The dematerialization of proof of consent is the foundation of the digital society of tomorrow. Like any major societal change, the advent of this new technology has caused its share confusion and resistance. A brief summary of key points you should know.
To circumvent these issues, electronic signatures use encryption technology. A series of numbers is produced that links the identity of a person to the document he or she is approving. This series of numbers is then included in the signed document, which is usually a PDF. A document that is signed in this manner does not usually contain anything resembling a handwritten signature. Instead, it uses an electronic signature verification mechanism that will reveal any alterations made to the document over time.
To ensure that the signed document is actually the same document that was shown to the customer, the signature procedure relies on a sort of “electronic notary.” This is a third party that is required to be independent of the contracting parties. This third party attests, by means of the process it uses, that it is impossible to falsify the document at the time of signing.

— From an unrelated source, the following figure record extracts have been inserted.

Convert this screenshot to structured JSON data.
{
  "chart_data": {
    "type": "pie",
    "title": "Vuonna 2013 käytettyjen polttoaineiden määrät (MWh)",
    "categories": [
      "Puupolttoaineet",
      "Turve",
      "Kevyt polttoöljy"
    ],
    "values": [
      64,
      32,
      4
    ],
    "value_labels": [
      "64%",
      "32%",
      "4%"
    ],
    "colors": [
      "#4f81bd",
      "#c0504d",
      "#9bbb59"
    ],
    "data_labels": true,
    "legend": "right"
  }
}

Finally, to ensure that the identity used to sign is that of the actual person who signs the document (the signatory), a sort of electronic ID card is used. This is called an “electronic certificate.” This certificate is issued by a certification authority. European Directive 1999/93 makes a distinction between two types of certificate:
– The “qualified” certificate is issued after verification of identity based on identifying documents, which are usually presented in person. The certificate is stored inside a protected physical token, such as a card with an embedded microchip, or an encrypted USB token. In certain conditions, signatures provided with this type of certificate are presumed to be valid. In case of challenge, it is the responsibility of the entity questioning the validity of the signature to provide proof.
– The “non-qualified” certificate is issued upon receipt of several more or less reliable proofs of identity, depending on the degree of mutual familiarity between the contracting parties. This certificate, which is based on a contextual relationship, is not reusable. It is called a “temporary certificate,” and the procedure that employs this type of certificate is called “cloud signing.” With this certificate, there is no presumption of validity, but it cannot be legally refused on the basis of lack of proof as long as the procedure used identifies the signer and guarantees his or her connection with the document that was signed.
Both of these certificate types produce advanced electronic signatures. The Directive even specifies that an advanced electronic signature that has been used to sign a document cannot be revoked.
Although there is presumption of validity for electronic signatures based on a “qualified” certificate, you should nonetheless take into account the level of difficulty in acquiring them. At present, the “temporary” signature is the type most commonly used in distance contracts, such as e-commerce transactions.
With increasingly strong identification methods, such as single-use codes sent by SMS and social networks, it would not be surprising to see the electronic identification process eventually overtake traditional identification documents (like ID cards). The result will be that qualified and non-qualified certificates will converge and reach the same level of authority, which could mean that digital identity would be more secure than “real” identity.